Three years ago, when Ulip sales were booming, our product mix was 80-20 in favour of Ulips. But we realised for a long-term perspective, the basic lifeline for any insurer would be conventional products, which offer a regular flow of premium. Hence, we took a conscious decision to make a paradigm shift from Ulips to conventional products. That shift has happened, and now, 60 per cent of the products are traditional in nature.
Given the dip in premium collection, would you be able to meet annual targets?
Would the drop in Ulip sales affect your equity investment during 2011-12?
The drop in Ulip sales does not impact our equity investments, as we have a very simple thumb rule for investments. We invest 10 per cent of the investable surplus in the equity market. If we are able to maintain the flow of premium, through Ulips or through conventional plans, investments would not be hit. So far this year, we have invested around Rs 15,000-16,000 crore in equities. Last year, we invested Rs 43,000 crore in equities. This year, too, we should be investing a similar amount.

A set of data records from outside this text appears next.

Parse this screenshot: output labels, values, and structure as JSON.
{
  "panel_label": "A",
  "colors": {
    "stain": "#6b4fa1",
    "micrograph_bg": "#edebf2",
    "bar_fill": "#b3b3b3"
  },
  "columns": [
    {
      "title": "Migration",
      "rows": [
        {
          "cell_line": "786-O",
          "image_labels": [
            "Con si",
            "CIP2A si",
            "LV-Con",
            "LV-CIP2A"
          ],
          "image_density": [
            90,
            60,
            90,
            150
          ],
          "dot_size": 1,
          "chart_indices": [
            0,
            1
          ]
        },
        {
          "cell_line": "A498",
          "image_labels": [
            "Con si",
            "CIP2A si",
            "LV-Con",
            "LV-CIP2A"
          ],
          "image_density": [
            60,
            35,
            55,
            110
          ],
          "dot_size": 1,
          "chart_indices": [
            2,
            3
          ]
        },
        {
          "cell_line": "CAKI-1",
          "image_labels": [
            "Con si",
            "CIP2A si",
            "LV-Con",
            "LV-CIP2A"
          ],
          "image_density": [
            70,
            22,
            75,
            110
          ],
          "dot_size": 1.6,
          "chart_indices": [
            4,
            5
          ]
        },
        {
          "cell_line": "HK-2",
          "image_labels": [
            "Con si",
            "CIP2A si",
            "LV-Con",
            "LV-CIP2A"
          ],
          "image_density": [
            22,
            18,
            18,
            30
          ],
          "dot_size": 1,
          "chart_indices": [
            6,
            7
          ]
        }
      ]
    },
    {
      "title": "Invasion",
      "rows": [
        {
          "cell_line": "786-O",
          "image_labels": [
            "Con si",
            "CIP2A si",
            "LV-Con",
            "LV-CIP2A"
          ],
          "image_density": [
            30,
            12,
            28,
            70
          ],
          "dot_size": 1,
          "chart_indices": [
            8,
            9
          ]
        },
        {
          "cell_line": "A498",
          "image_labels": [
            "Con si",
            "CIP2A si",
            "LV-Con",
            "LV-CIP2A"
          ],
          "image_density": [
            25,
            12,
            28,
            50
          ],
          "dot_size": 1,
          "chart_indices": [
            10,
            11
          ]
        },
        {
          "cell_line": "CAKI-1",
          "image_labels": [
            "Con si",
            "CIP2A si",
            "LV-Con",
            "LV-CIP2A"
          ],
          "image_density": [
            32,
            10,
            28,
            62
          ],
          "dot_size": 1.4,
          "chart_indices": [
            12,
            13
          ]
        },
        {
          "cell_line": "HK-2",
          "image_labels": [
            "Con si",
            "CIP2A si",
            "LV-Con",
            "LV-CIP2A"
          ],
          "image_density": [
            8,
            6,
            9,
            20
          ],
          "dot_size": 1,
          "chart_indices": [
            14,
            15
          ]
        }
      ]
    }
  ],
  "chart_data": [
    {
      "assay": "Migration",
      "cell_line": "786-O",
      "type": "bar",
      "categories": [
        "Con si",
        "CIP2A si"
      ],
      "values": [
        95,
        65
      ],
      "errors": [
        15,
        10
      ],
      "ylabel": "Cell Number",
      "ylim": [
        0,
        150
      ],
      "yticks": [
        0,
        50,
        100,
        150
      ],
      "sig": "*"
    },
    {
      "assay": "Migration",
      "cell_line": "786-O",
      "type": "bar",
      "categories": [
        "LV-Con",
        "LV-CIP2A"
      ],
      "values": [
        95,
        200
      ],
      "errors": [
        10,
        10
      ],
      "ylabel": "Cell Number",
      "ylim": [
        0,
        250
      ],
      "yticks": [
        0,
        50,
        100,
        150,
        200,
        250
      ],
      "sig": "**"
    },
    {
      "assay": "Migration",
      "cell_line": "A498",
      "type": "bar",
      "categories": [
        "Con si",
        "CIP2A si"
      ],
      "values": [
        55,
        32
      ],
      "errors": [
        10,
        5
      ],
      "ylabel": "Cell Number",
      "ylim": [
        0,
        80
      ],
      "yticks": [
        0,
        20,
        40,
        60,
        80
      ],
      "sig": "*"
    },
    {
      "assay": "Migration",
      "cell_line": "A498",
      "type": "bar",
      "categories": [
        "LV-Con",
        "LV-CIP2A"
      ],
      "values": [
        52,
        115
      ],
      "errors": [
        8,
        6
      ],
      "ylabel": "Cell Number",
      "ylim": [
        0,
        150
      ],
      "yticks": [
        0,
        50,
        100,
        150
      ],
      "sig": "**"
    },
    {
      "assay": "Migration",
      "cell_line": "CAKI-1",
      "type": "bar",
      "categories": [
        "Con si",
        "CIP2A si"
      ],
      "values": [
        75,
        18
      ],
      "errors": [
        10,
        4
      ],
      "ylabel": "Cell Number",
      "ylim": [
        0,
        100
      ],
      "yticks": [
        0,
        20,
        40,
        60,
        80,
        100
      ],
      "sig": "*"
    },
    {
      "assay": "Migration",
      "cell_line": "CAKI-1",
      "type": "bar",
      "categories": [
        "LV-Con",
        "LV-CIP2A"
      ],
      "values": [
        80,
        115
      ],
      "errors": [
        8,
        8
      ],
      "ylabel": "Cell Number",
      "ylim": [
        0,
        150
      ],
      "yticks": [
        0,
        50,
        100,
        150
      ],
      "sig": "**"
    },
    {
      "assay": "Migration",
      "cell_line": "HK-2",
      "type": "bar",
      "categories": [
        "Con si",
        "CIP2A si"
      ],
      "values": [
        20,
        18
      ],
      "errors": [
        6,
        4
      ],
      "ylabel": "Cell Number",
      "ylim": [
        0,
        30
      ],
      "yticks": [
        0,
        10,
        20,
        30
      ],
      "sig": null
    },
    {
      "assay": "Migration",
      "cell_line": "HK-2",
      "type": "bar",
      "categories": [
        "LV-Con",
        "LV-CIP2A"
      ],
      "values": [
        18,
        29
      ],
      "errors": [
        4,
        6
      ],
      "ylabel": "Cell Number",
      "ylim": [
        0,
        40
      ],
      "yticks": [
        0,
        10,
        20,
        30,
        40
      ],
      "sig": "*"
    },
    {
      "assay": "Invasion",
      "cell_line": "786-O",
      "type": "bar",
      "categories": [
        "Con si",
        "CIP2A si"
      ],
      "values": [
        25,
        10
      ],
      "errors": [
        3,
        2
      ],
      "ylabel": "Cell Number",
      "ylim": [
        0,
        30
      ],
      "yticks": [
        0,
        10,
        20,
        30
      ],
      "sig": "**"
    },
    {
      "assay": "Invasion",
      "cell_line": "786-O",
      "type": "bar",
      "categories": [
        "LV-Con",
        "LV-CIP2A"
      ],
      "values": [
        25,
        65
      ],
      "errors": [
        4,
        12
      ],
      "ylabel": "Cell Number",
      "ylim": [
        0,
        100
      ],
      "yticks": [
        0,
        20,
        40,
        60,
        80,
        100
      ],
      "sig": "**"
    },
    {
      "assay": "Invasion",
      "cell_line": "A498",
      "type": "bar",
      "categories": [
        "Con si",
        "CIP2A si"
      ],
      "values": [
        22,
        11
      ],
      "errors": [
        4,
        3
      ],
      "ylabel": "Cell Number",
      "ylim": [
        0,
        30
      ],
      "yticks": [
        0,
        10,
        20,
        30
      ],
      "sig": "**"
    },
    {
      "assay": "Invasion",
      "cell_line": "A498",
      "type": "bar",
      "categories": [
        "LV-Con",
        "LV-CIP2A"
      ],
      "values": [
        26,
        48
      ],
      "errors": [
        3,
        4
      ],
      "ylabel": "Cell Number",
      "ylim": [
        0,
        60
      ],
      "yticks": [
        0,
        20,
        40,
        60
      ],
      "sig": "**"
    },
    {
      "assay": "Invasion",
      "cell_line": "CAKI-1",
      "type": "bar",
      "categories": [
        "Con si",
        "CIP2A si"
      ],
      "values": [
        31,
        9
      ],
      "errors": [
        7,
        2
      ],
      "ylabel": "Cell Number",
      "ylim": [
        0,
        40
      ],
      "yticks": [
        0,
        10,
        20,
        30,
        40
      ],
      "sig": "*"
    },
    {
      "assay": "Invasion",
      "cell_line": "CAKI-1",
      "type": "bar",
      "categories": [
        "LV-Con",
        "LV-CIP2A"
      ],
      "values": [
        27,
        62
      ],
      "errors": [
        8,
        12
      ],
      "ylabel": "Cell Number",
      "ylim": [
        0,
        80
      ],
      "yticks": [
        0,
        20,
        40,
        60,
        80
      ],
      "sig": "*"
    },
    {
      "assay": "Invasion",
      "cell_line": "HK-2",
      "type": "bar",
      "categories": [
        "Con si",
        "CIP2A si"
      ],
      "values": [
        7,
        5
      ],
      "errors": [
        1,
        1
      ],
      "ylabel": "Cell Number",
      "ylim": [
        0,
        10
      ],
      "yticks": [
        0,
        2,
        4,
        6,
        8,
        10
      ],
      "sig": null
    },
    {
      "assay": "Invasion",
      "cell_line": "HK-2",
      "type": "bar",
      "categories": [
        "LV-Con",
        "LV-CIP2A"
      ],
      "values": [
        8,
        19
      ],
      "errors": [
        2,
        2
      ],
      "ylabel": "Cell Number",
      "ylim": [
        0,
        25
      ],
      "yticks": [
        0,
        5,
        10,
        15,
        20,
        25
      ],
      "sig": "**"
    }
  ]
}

What is LIC’s stance on opening up bancassurance ?
If the regulator allows banks to have more than one insurer as a partner, LIC should be the partner of choice for any bank. However, it should not be seen as a broking model. We have to be careful. Bankers should not start behaving like brokers and sell products only on the basis of high commissions. They should look at the convenience of buyers.
What is your take on the net asset value (NAV) products that offer the highest guarantees?
The regulator is expected to come out with guidelines on such products. We had a very successful NAV guaranteed product. Other companies had similar products as well, which were very successful. But such products have inherent risks because to guarantee NAV, one needs to have underlying assets. The main question is whether companies can access those underlying assets. Such products must remain as one of the choices for customers.